Acide acétique

C’est la molécule qui confère son goût acide et son odeur piquante à l’acetum des romains, d’où son nom d’acide acétique, l’un des plus simples acides carboxyliques. C’est un réactif très utilisé dans l’industrie, notamment comme additif alimentaire, en photographie, dans la fabrication de plastiques tel que le polyéthylène téréphtalate (PET) ou l’acétate de cellulose, utile à la production d’acétate de vinyle (peintures, adhésifs) et de solvants organiques

De formule brute C2H4O2, on représente le plus souvent l’acide acétique par les formules CH3COOH ou CH3CO2H afin de mieux traduire sa structure. Toutefois, l’abréviation la plus courante est AcOH, où Ac représente le groupement acétyle CH3CO. C’est un acide faible (pKa 4,75) ; l’ion résultant de la perte du proton H+ porte le nom d’acétate, AcO- qui fait également référence à un sel contenant cet anion ou à un ester de l’acide acétique.

L’usage de l’acide acétique en chimie remonte à l’Antiquité. En fait, toute culture pratiquant le brassage de la bière ou la vinification du moût de raisin a inévitablement découvert le vinaigre, résultat naturel de l’évolution de ces boissons alcoolisées laissées à l’air libre. L’emploi du vinaigre intervenait dans la fabrication de pigments (plomb blanc, vert-de-gris), mais également dans la préparation d’un sirop sucré riche en acétate de plomb, le sapa, qui contribua en partie à la chute de l’Empire romain…

Au VIIIe siècle, l’alchimiste perse Jabir Ibn Hayyan, un des fondateurs de l’alchimie, concentra l’acide acétique à partir du vinaigre par distillation. Durant la Renaissance, l’acide acétique pur (dit « glacial » parce qu’il formait des cristaux ressemblant à la glace…) était préparé par distillation sèche d’acétates métalliques.
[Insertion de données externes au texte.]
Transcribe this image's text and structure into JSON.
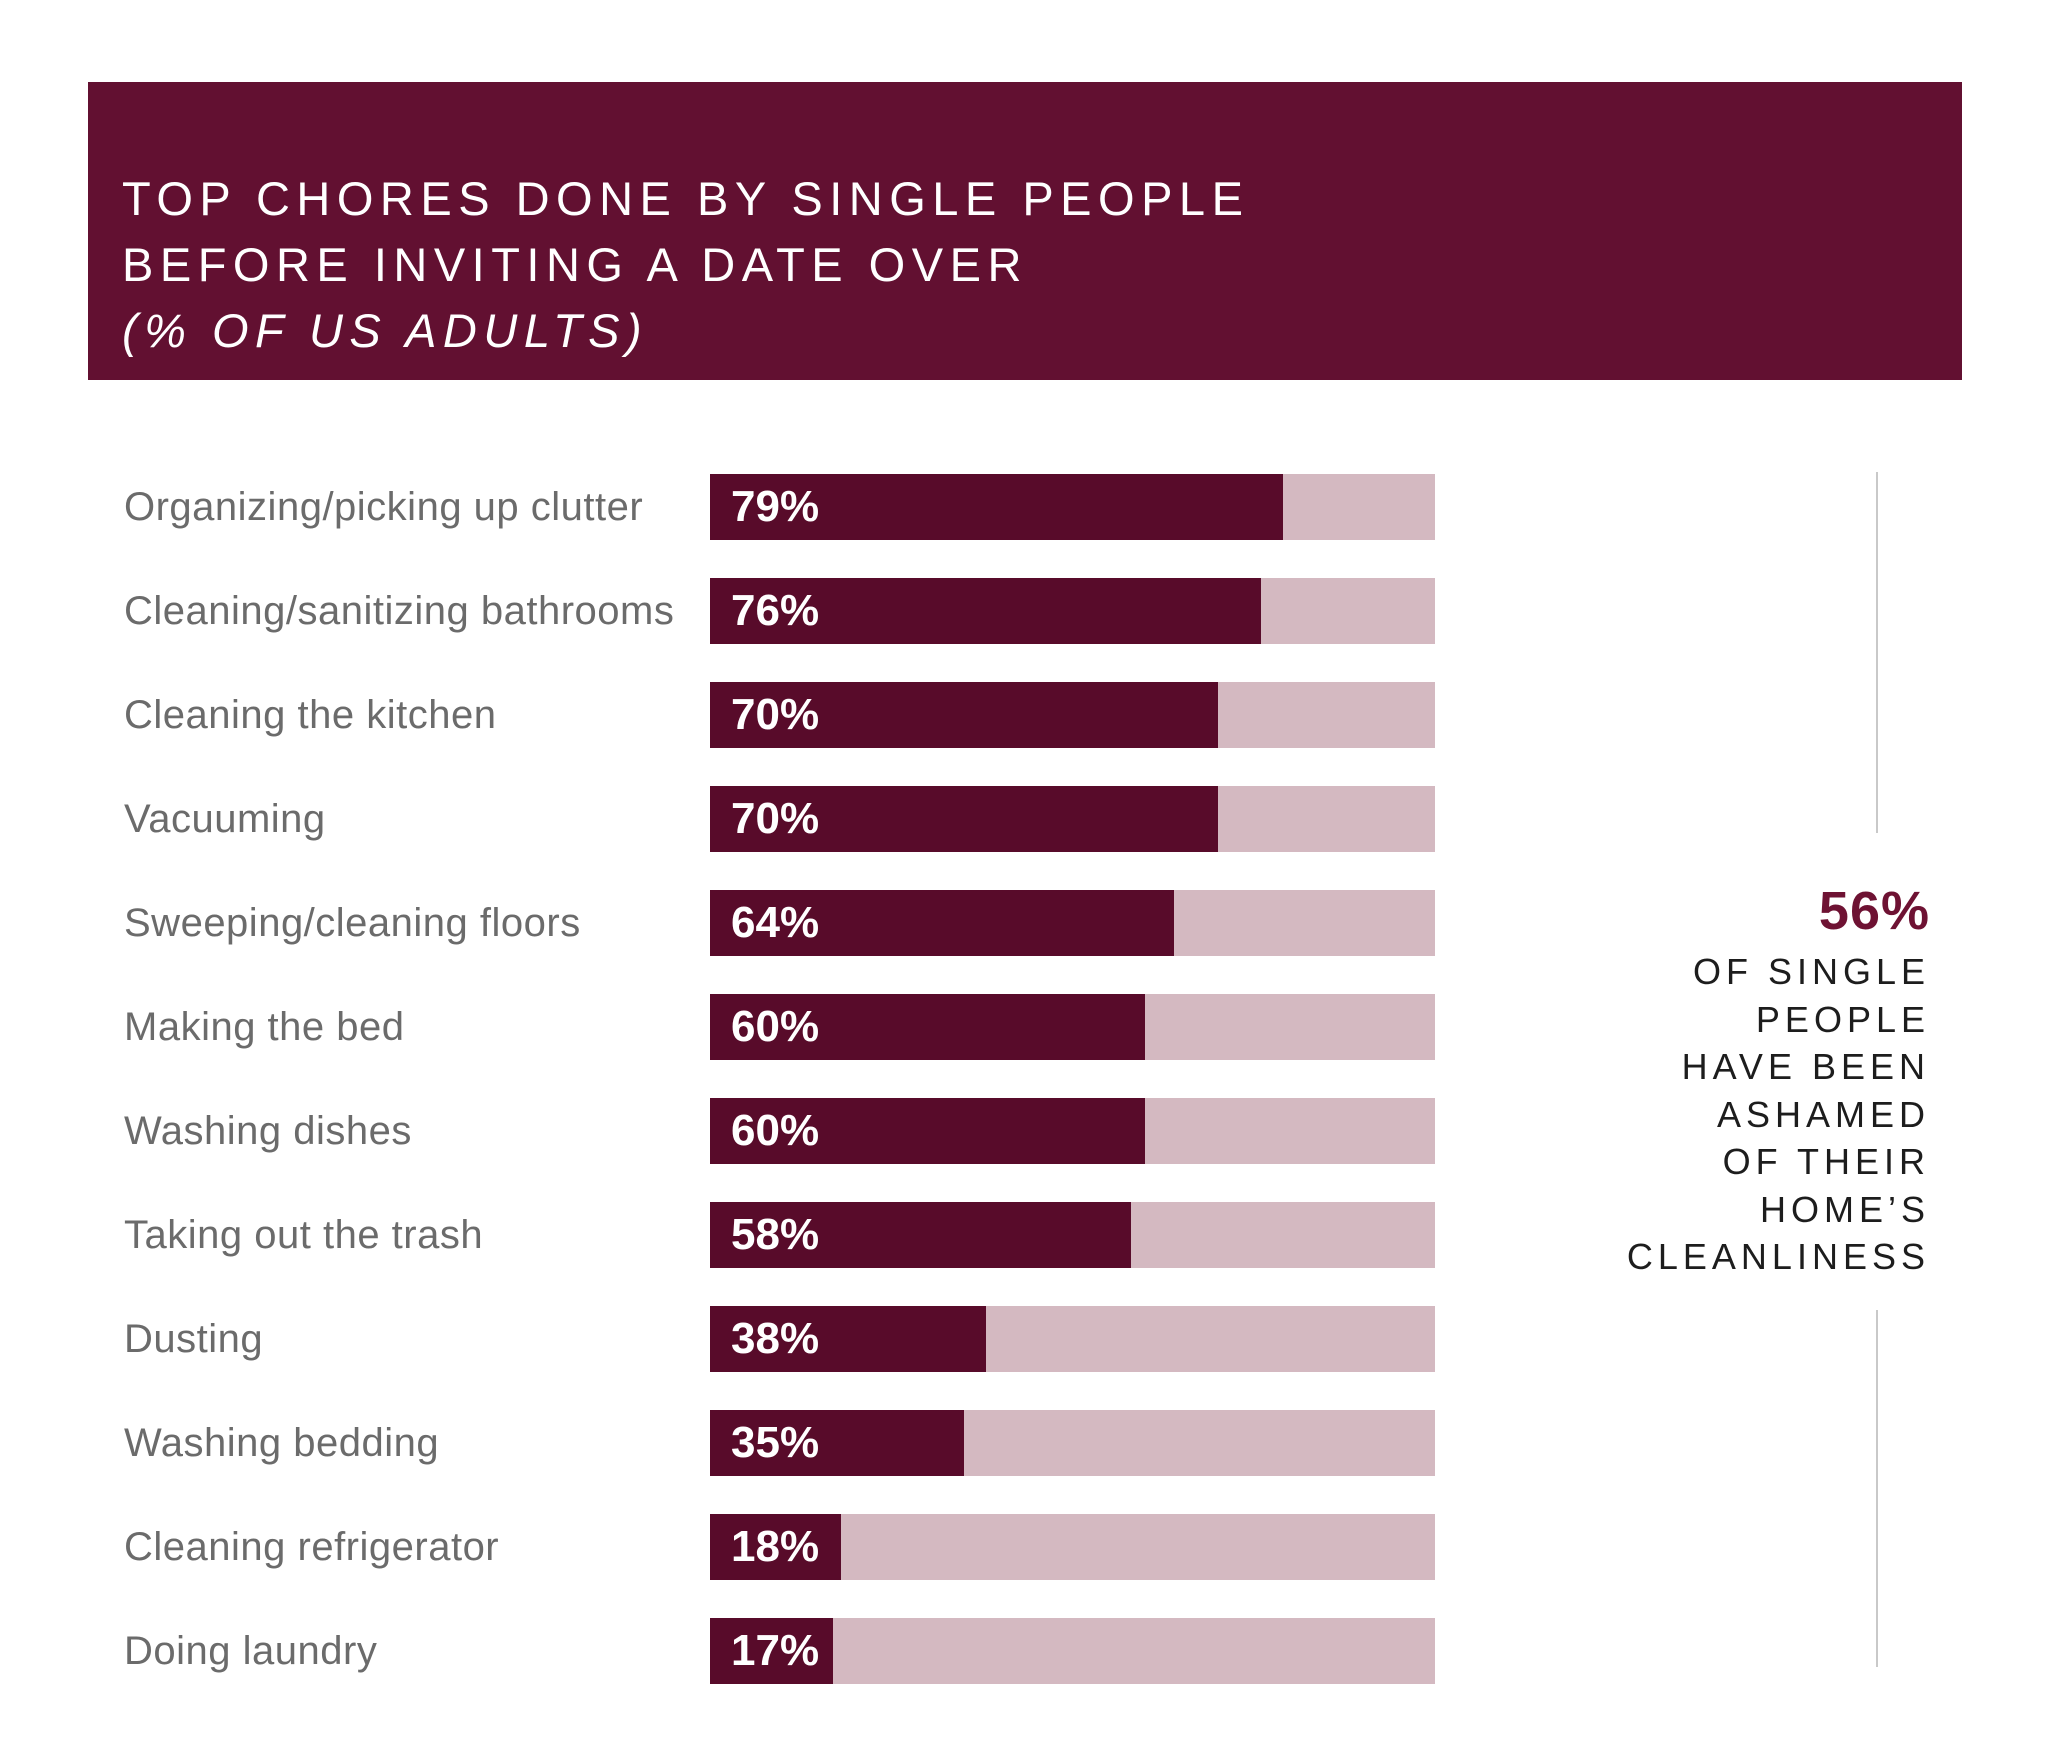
{
  "header": {
    "title_line1": "TOP CHORES DONE BY SINGLE PEOPLE",
    "title_line2": "BEFORE INVITING A DATE OVER",
    "subtitle": "(% OF US ADULTS)"
  },
  "chart_data": {
    "type": "bar",
    "orientation": "horizontal",
    "title": "TOP CHORES DONE BY SINGLE PEOPLE BEFORE INVITING A DATE OVER (% OF US ADULTS)",
    "xlabel": "",
    "ylabel": "",
    "xlim": [
      0,
      100
    ],
    "grid": false,
    "legend_position": "none",
    "value_suffix": "%",
    "categories": [
      "Organizing/picking up clutter",
      "Cleaning/sanitizing bathrooms",
      "Cleaning the kitchen",
      "Vacuuming",
      "Sweeping/cleaning floors",
      "Making the bed",
      "Washing dishes",
      "Taking out the trash",
      "Dusting",
      "Washing bedding",
      "Cleaning refrigerator",
      "Doing laundry"
    ],
    "values": [
      79,
      76,
      70,
      70,
      64,
      60,
      60,
      58,
      38,
      35,
      18,
      17
    ],
    "value_labels": [
      "79%",
      "76%",
      "70%",
      "70%",
      "64%",
      "60%",
      "60%",
      "58%",
      "38%",
      "35%",
      "18%",
      "17%"
    ]
  },
  "callout": {
    "stat": "56%",
    "lines": [
      "OF SINGLE",
      "PEOPLE",
      "HAVE BEEN",
      "ASHAMED",
      "OF THEIR",
      "HOME’S",
      "CLEANLINESS"
    ]
  },
  "colors": {
    "header_bg": "#621031",
    "header_text": "#FFFFFF",
    "bar_fill": "#580B2A",
    "bar_track": "#D4B9C1",
    "bar_value_text": "#FFFFFF",
    "category_label": "#6B6B6B",
    "stat": "#6E1233",
    "callout_text": "#1D1D1D",
    "rule": "#C9C9C9",
    "background": "#FFFFFF"
  }
}
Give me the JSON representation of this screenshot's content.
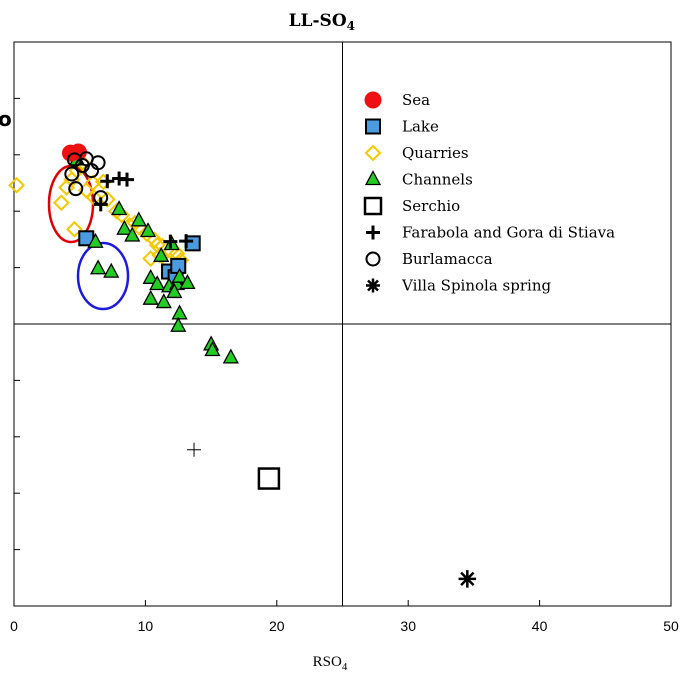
{
  "chart_data": {
    "type": "scatter",
    "title_main": "LL-SO",
    "title_sub": "4",
    "xlabel_main": "RSO",
    "xlabel_sub": "4",
    "xlim": [
      0,
      50
    ],
    "xticks": [
      "0",
      "10",
      "20",
      "30",
      "40",
      "50"
    ],
    "ylim": [
      0,
      100
    ],
    "yticks_minor": [
      10,
      20,
      30,
      40,
      60,
      70,
      80,
      90
    ],
    "grid": false,
    "divider_lines": {
      "x": 25,
      "y": 50
    },
    "legend_position": "top-right",
    "series": [
      {
        "name": "Sea",
        "marker": "filled-circle",
        "color": "#ee1111",
        "points": [
          [
            4.3,
            80.3
          ],
          [
            4.9,
            80.5
          ]
        ]
      },
      {
        "name": "Lake",
        "marker": "filled-square",
        "color": "#4a9be0",
        "points": [
          [
            5.5,
            65.2
          ],
          [
            11.8,
            59.3
          ],
          [
            12.3,
            58.3
          ],
          [
            13.6,
            64.3
          ],
          [
            12.5,
            60.3
          ]
        ]
      },
      {
        "name": "Quarries",
        "marker": "open-diamond",
        "color": "#f5c800",
        "points": [
          [
            0.2,
            74.6
          ],
          [
            3.6,
            71.5
          ],
          [
            4.0,
            74.2
          ],
          [
            4.4,
            75.6
          ],
          [
            4.8,
            77.2
          ],
          [
            5.5,
            73.7
          ],
          [
            6.0,
            75.0
          ],
          [
            4.6,
            66.8
          ],
          [
            6.1,
            72.4
          ],
          [
            7.1,
            72.1
          ],
          [
            7.8,
            70.0
          ],
          [
            8.2,
            69.3
          ],
          [
            8.8,
            67.5
          ],
          [
            9.5,
            67.2
          ],
          [
            10.1,
            66.0
          ],
          [
            10.7,
            64.9
          ],
          [
            11.3,
            63.8
          ],
          [
            11.9,
            63.0
          ],
          [
            12.4,
            62.5
          ],
          [
            10.4,
            61.6
          ],
          [
            11.1,
            62.2
          ],
          [
            11.8,
            60.8
          ],
          [
            12.3,
            60.0
          ],
          [
            9.2,
            67.9
          ],
          [
            10.9,
            64.0
          ],
          [
            12.7,
            61.3
          ],
          [
            5.2,
            78.6
          ],
          [
            6.8,
            75.2
          ]
        ]
      },
      {
        "name": "Channels",
        "marker": "filled-triangle",
        "color": "#22cc22",
        "points": [
          [
            4.8,
            79.1
          ],
          [
            6.2,
            64.5
          ],
          [
            6.4,
            59.8
          ],
          [
            7.4,
            59.2
          ],
          [
            8.0,
            70.3
          ],
          [
            8.4,
            66.8
          ],
          [
            9.0,
            65.6
          ],
          [
            9.5,
            68.3
          ],
          [
            10.2,
            66.4
          ],
          [
            10.4,
            58.1
          ],
          [
            10.9,
            57.0
          ],
          [
            11.8,
            56.6
          ],
          [
            12.4,
            57.0
          ],
          [
            12.6,
            58.3
          ],
          [
            13.2,
            57.2
          ],
          [
            10.4,
            54.4
          ],
          [
            11.4,
            53.8
          ],
          [
            12.2,
            55.6
          ],
          [
            12.6,
            51.8
          ],
          [
            12.5,
            49.6
          ],
          [
            15.0,
            46.3
          ],
          [
            15.1,
            45.3
          ],
          [
            16.5,
            44.0
          ],
          [
            12.0,
            64.1
          ],
          [
            11.2,
            62.0
          ]
        ]
      },
      {
        "name": "Serchio",
        "marker": "open-square",
        "color": "#000000",
        "points": [
          [
            19.4,
            22.6
          ]
        ]
      },
      {
        "name": "Farabola and Gora di Stiava",
        "marker": "plus",
        "color": "#000000",
        "points": [
          [
            7.1,
            75.3
          ],
          [
            8.0,
            75.8
          ],
          [
            8.6,
            75.6
          ],
          [
            6.6,
            71.2
          ],
          [
            11.9,
            64.6
          ],
          [
            13.1,
            64.7
          ]
        ]
      },
      {
        "name": "Burlamacca",
        "marker": "open-circle",
        "color": "#000000",
        "points": [
          [
            4.4,
            76.6
          ],
          [
            4.7,
            74.0
          ],
          [
            5.2,
            78.1
          ],
          [
            5.5,
            79.3
          ],
          [
            5.9,
            77.2
          ],
          [
            4.6,
            79.1
          ],
          [
            6.4,
            78.6
          ],
          [
            6.6,
            72.4
          ]
        ]
      },
      {
        "name": "Villa Spinola spring",
        "marker": "asterisk",
        "color": "#000000",
        "points": [
          [
            34.5,
            4.8
          ]
        ]
      }
    ],
    "extra_points": [
      [
        13.7,
        27.7
      ]
    ]
  }
}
Au XVIe siècle, l’alchimiste allemand Andreas Libavius compara l’acide pur ainsi produit au vinaigre.

La présence d’eau dans le vinaigre a tant d’influence sur les propriétés de l’acide acétique que pendant des siècles de nombreux chimistes ont cru qu’il s’agissait de deux substances différentes. C’est le chimiste français Pierre Auguste Adet qui prouva qu’ils étaient le même composé

La structure cristalline de l’acide acétique montre que les molécules s’associent par deux en dimères connectés par des liaisons hydrogène (cf. Eau). Ces dimères sont probablement aussi présents dans la phase liquide de l’acide acétique pur, mais sont rapidement rompus à la moindre présence d’eau qui est un meilleur donneur que l’acide acétique pour la formation de ces liaisons

L’acide acétique est produit de façon synthétique ou par fermentation bactérienne. Aujourd’hui, la méthode biologique ne concerne plus que 10% de la production, mais elle demeure importante pour la fabrication de vinaigre car, dans la plupart des pays, la législation prescrit que le vinaigre à usage alimentaire doit être d’origine biologique. L’importance industrielle de cet acide (la production mondiale est de l’ordre de 7 Mt/an) demandait des procédés efficaces, liés à la pétrochimie. L’oxydation directe du butane en présence d’ions métalliques (chrome, manganèse, cobalt) :

2 C4H10 + 5 O2 → 4 CH3COOH + 2 H2O

s’accompagne de la formation d’autres acides carboxyliques dont la séparation est économiquement coûteuse. Dans les années 60 à 70, des procédés sélectifs ont vu le jour, montrant que l’industrie chimique faisait dans le durable sans le dire, mais pas sans le savoir…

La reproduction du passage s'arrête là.